According to a poll by Pew Research Center in partnership with the Council on Foreign Relations (CFR), a US think tank specialising in foreign affairs, growing numbers of Americans believe that US global power and prestige are in decline.

Support for America's global engagement has hit a historic low, but the reticence is not an expression of across-the-board isolationism, according to the Pew research.

While growing numbers of Americans believe that US global power and prestige are in decline, top foreign policy experts think China and India will be more important US allies in the future.

Even as support for US global engagement, already near a historic low, has fallen further, this reticence is not an expression of across-the-board isolationism, according to the poll.

"The public thinks that the nation does too much to solve world problems, and increasing percentages want the US to 'mind its own business internationally' and pay more attention to problems here at home," the poll found.

Even as doubts grow about the United States' geopolitical role, most Americans say the benefits from US participation in the global economy outweigh the risks. And support for closer trade and business ties with other nations stands at its highest point in more than a decade, the poll found.

The survey on "America's Place in the World", a quadrennial survey of foreign policy attitudes found that the public continues to express favourable opinions of a number of long-standing US allies.

While opinions about most of the 12 countries included in the survey have not changed a great deal in recent years, the balance of opinion toward India, Russia and Mexico has turned more negative.

Fewer than half (46 per cent) have a favourable impression of India while 33 per cent have an unfavourable opinion. Four years ago, 56 percent had a favourable opinion of India and 24 percent had an unfavourable view.

The perception of India among some US foreign policy experts is more favourable.

For members of the CFR, a grouping of former diplomats, government officials and international relations specialists, China has been transformed from a major threat to the US to an increasingly important future ally.

Just 21 per cent of CFR members view China's emergence as a world power as a major threat to the United States. In 2001, 38 per cent of foreign policy opinion leaders said that China's emergence was a major threat, as did 30 percent in 2005.
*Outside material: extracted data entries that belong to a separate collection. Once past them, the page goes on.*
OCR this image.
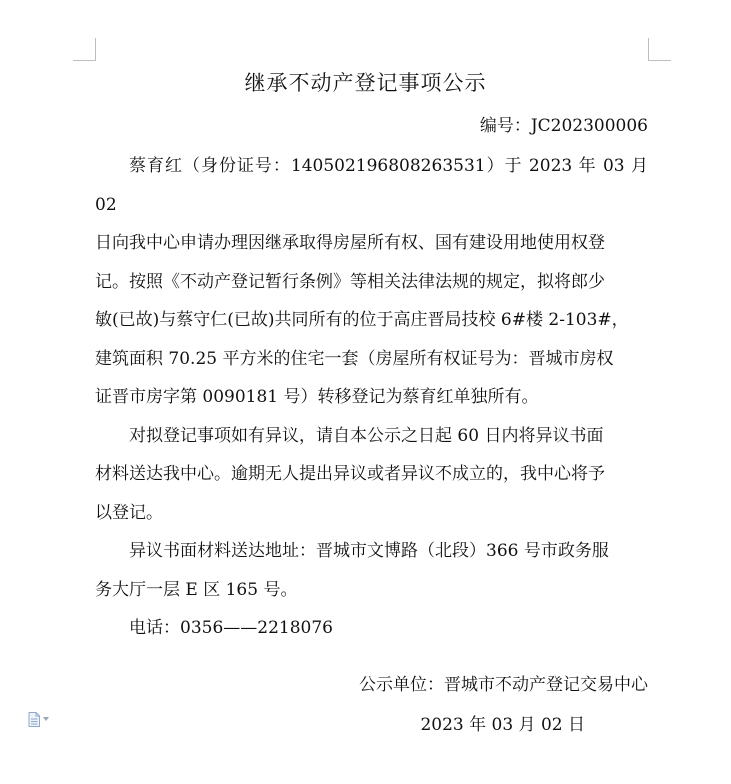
继承不动产登记事项公示
编号：JC202300006

蔡育红（身份证号：140502196808263531）于 2023 年 03 月 02
日向我中心申请办理因继承取得房屋所有权、国有建设用地使用权登
记。按照《不动产登记暂行条例》等相关法律法规的规定，拟将郎少
敏(已故)与蔡守仁(已故)共同所有的位于高庄晋局技校 6#楼 2-103#，
建筑面积 70.25 平方米的住宅一套（房屋所有权证号为：晋城市房权
证晋市房字第 0090181 号）转移登记为蔡育红单独所有。

对拟登记事项如有异议，请自本公示之日起 60 日内将异议书面
材料送达我中心。逾期无人提出异议或者异议不成立的，我中心将予
以登记。

异议书面材料送达地址：晋城市文博路（北段）366 号市政务服
务大厅一层 E 区 165 号。

电话：0356——2218076

公示单位：晋城市不动产登记交易中心
2023 年 03 月 02 日
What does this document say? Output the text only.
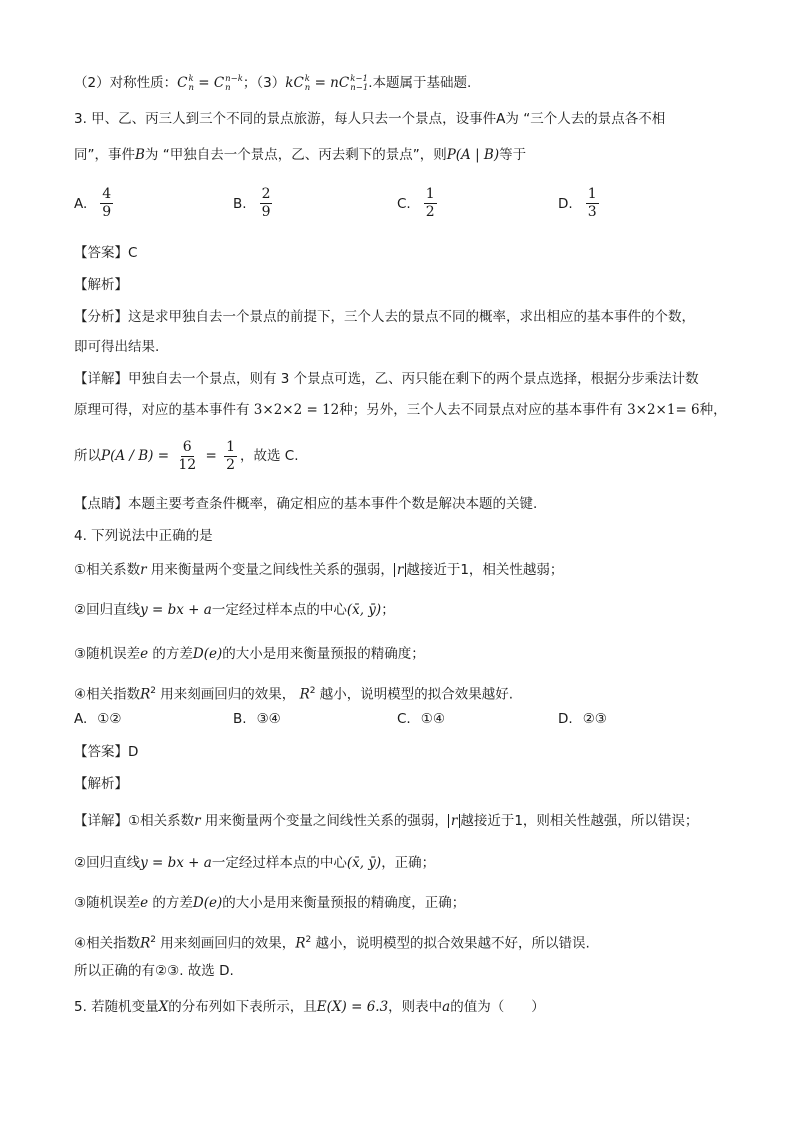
（2）对称性质：C k
n = C n−k
n ；（3）kC k
n = nC k−1
n−1 .本题属于基础题.
3. 甲、乙、丙三人到三个不同的景点旅游，每人只去一个景点，设事件A为 “三个人去的景点各不相
同”，事件B为 “甲独自去一个景点，乙、丙去剩下的景点”，则P(A | B)等于
A. $\frac{4}{9}$	B. $\frac{2}{9}$	C. $\frac{1}{2}$	D. $\frac{1}{3}$
【答案】C
【解析】
【分析】这是求甲独自去一个景点的前提下，三个人去的景点不同的概率，求出相应的基本事件的个数，
即可得出结果.
【详解】甲独自去一个景点，则有 3 个景点可选，乙、丙只能在剩下的两个景点选择，根据分步乘法计数
原理可得，对应的基本事件有 3×2×2 = 12种；另外，三个人去不同景点对应的基本事件有 3×2×1= 6种，
所以$P(A / B) = \frac{6}{12} = \frac{1}{2}$ ，故选 C.
【点睛】本题主要考查条件概率，确定相应的基本事件个数是解决本题的关键.
4. 下列说法中正确的是
①相关系数r 用来衡量两个变量之间线性关系的强弱， r 越接近于1，相关性越弱；
②回归直线y = bx + a一定经过样本点的中心(x̄, ȳ)；
③随机误差e 的方差D(e)的大小是用来衡量预报的精确度；
④相关指数$R^2$ 用来刻画回归的效果， $R^2$ 越小，说明模型的拟合效果越好.
A. ①②	B. ③④	C. ①④	D. ②③
【答案】D
【解析】
【详解】①相关系数r 用来衡量两个变量之间线性关系的强弱， r 越接近于1，则相关性越强，所以错误；
②回归直线y = bx + a一定经过样本点的中心(x̄, ȳ)，正确；
③随机误差e 的方差D(e)的大小是用来衡量预报的精确度，正确；
④相关指数$R^2$ 用来刻画回归的效果，$R^2$ 越小，说明模型的拟合效果越不好，所以错误.
所以正确的有②③. 故选 D.
5. 若随机变量X的分布列如下表所示，且E(X) = 6.3，则表中a的值为（　　）
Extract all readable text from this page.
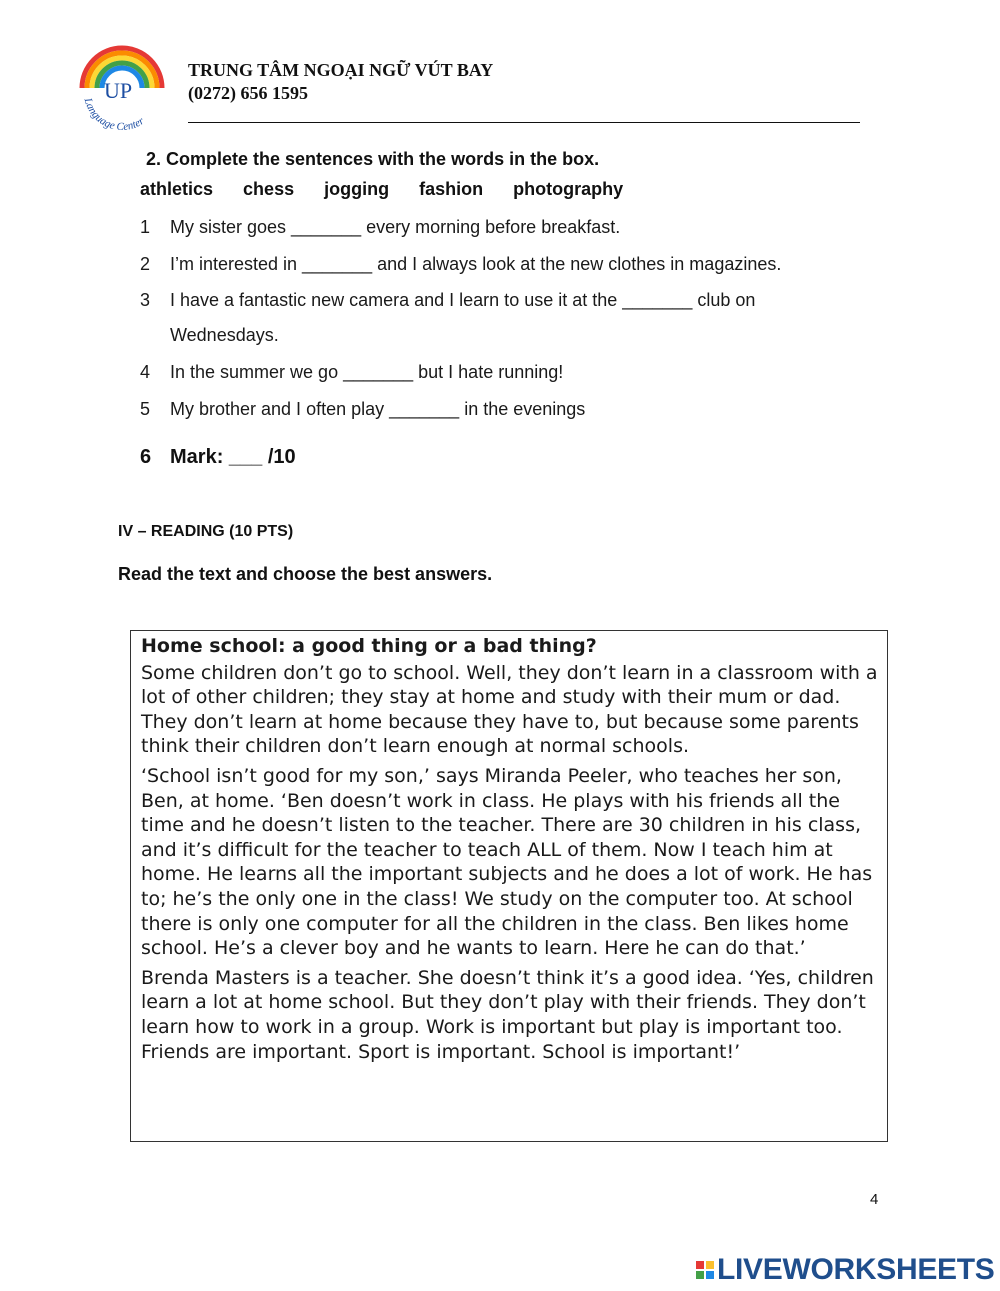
UP
Language Center
TRUNG TÂM NGOẠI NGỮ VÚT BAY
(0272) 656 1595
2. Complete the sentences with the words in the box.
athletics chess jogging fashion photography
1 My sister goes _______ every morning before breakfast.
2 I’m interested in _______ and I always look at the new clothes in magazines.
3 I have a fantastic new camera and I learn to use it at the _______ club on
Wednesdays.
4 In the summer we go _______ but I hate running!
5 My brother and I often play _______ in the evenings
6 Mark: ___ /10
IV – READING (10 PTS)
Read the text and choose the best answers.
Home school: a good thing or a bad thing?

Some children don’t go to school. Well, they don’t learn in a classroom with a lot of other children; they stay at home and study with their mum or dad. They don’t learn at home because they have to, but because some parents think their children don’t learn enough at normal schools.

‘School isn’t good for my son,’ says Miranda Peeler, who teaches her son, Ben, at home. ‘Ben doesn’t work in class. He plays with his friends all the time and he doesn’t listen to the teacher. There are 30 children in his class, and it’s difficult for the teacher to teach ALL of them. Now I teach him at home. He learns all the important subjects and he does a lot of work. He has to; he’s the only one in the class! We study on the computer too. At school there is only one computer for all the children in the class. Ben likes home school. He’s a clever boy and he wants to learn. Here he can do that.’

Brenda Masters is a teacher. She doesn’t think it’s a good idea. ‘Yes, children learn a lot at home school. But they don’t play with their friends. They don’t learn how to work in a group. Work is important but play is important too. Friends are important. Sport is important. School is important!’

4
LIVEWORKSHEETS
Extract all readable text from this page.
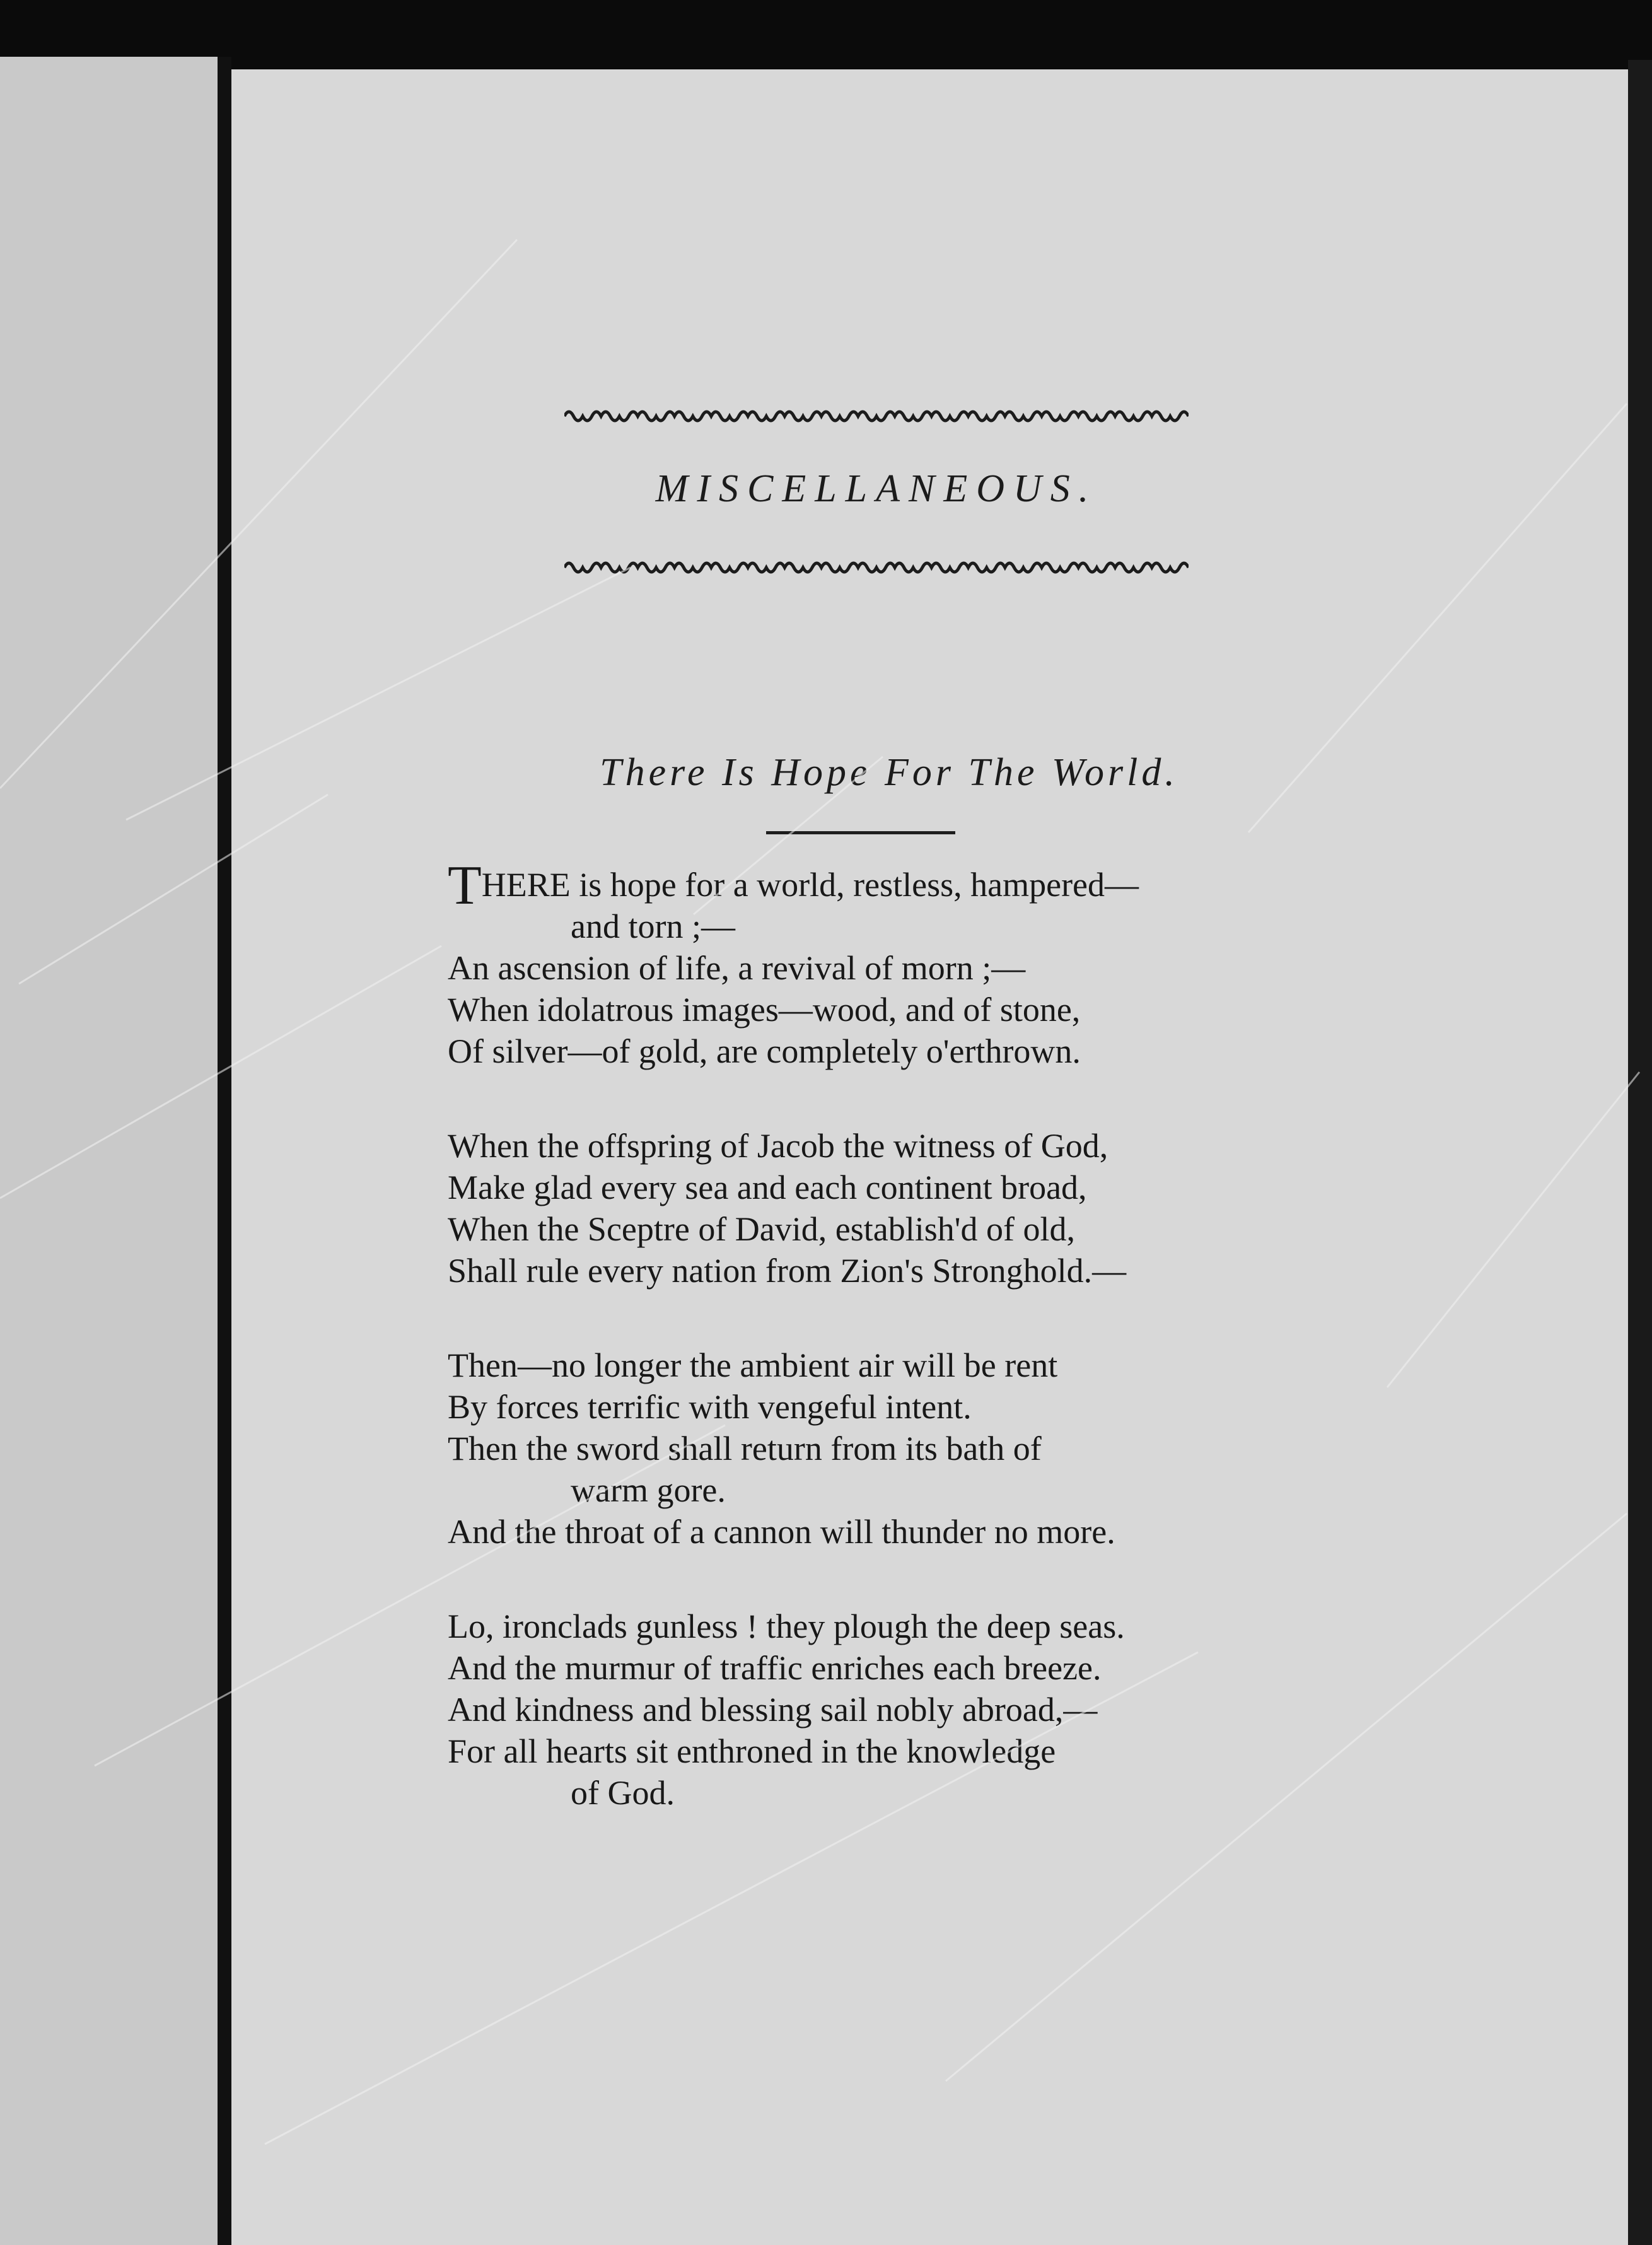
MISCELLANEOUS.
There Is Hope For The World.
THERE is hope for a world, restless, hampered—
and torn ;—
An ascension of life, a revival of morn ;—
When idolatrous images—wood, and of stone,
Of silver—of gold, are completely o'erthrown.
When the offspring of Jacob the witness of God,
Make glad every sea and each continent broad,
When the Sceptre of David, establish'd of old,
Shall rule every nation from Zion's Stronghold.—
Then—no longer the ambient air will be rent
By forces terrific with vengeful intent.
Then the sword shall return from its bath of
warm gore.
And the throat of a cannon will thunder no more.
Lo, ironclads gunless ! they plough the deep seas.
And the murmur of traffic enriches each breeze.
And kindness and blessing sail nobly abroad,—
For all hearts sit enthroned in the knowledge
of God.
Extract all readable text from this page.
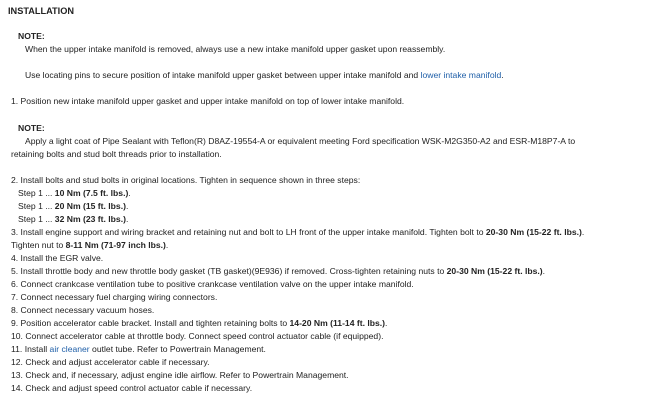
INSTALLATION
NOTE:
When the upper intake manifold is removed, always use a new intake manifold upper gasket upon reassembly.
Use locating pins to secure position of intake manifold upper gasket between upper intake manifold and lower intake manifold.
1. Position new intake manifold upper gasket and upper intake manifold on top of lower intake manifold.
NOTE:
Apply a light coat of Pipe Sealant with Teflon(R) D8AZ-19554-A or equivalent meeting Ford specification WSK-M2G350-A2 and ESR-M18P7-A to
retaining bolts and stud bolt threads prior to installation.
2. Install bolts and stud bolts in original locations. Tighten in sequence shown in three steps:
Step 1 ... 10 Nm (7.5 ft. lbs.).
Step 1 ... 20 Nm (15 ft. lbs.).
Step 1 ... 32 Nm (23 ft. lbs.).
3. Install engine support and wiring bracket and retaining nut and bolt to LH front of the upper intake manifold. Tighten bolt to 20-30 Nm (15-22 ft. lbs.).
Tighten nut to 8-11 Nm (71-97 inch lbs.).
4. Install the EGR valve.
5. Install throttle body and new throttle body gasket (TB gasket)(9E936) if removed. Cross-tighten retaining nuts to 20-30 Nm (15-22 ft. lbs.).
6. Connect crankcase ventilation tube to positive crankcase ventilation valve on the upper intake manifold.
7. Connect necessary fuel charging wiring connectors.
8. Connect necessary vacuum hoses.
9. Position accelerator cable bracket. Install and tighten retaining bolts to 14-20 Nm (11-14 ft. lbs.).
10. Connect accelerator cable at throttle body. Connect speed control actuator cable (if equipped).
11. Install air cleaner outlet tube. Refer to Powertrain Management.
12. Check and adjust accelerator cable if necessary.
13. Check and, if necessary, adjust engine idle airflow. Refer to Powertrain Management.
14. Check and adjust speed control actuator cable if necessary.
More importantly, there is a growing belief among CFR members that China, along with India, will be more important US allies in the future, the poll found.

A majority of the Council members surveyed said China (58 per cent) and India (55 per cent) will be more important US allies. Brazil is a distant third (37 per cent).

And while more CFR members view China, India and Brazil as more important future allies than did so four years ago, substantially fewer say the same about Japan and Great Britain.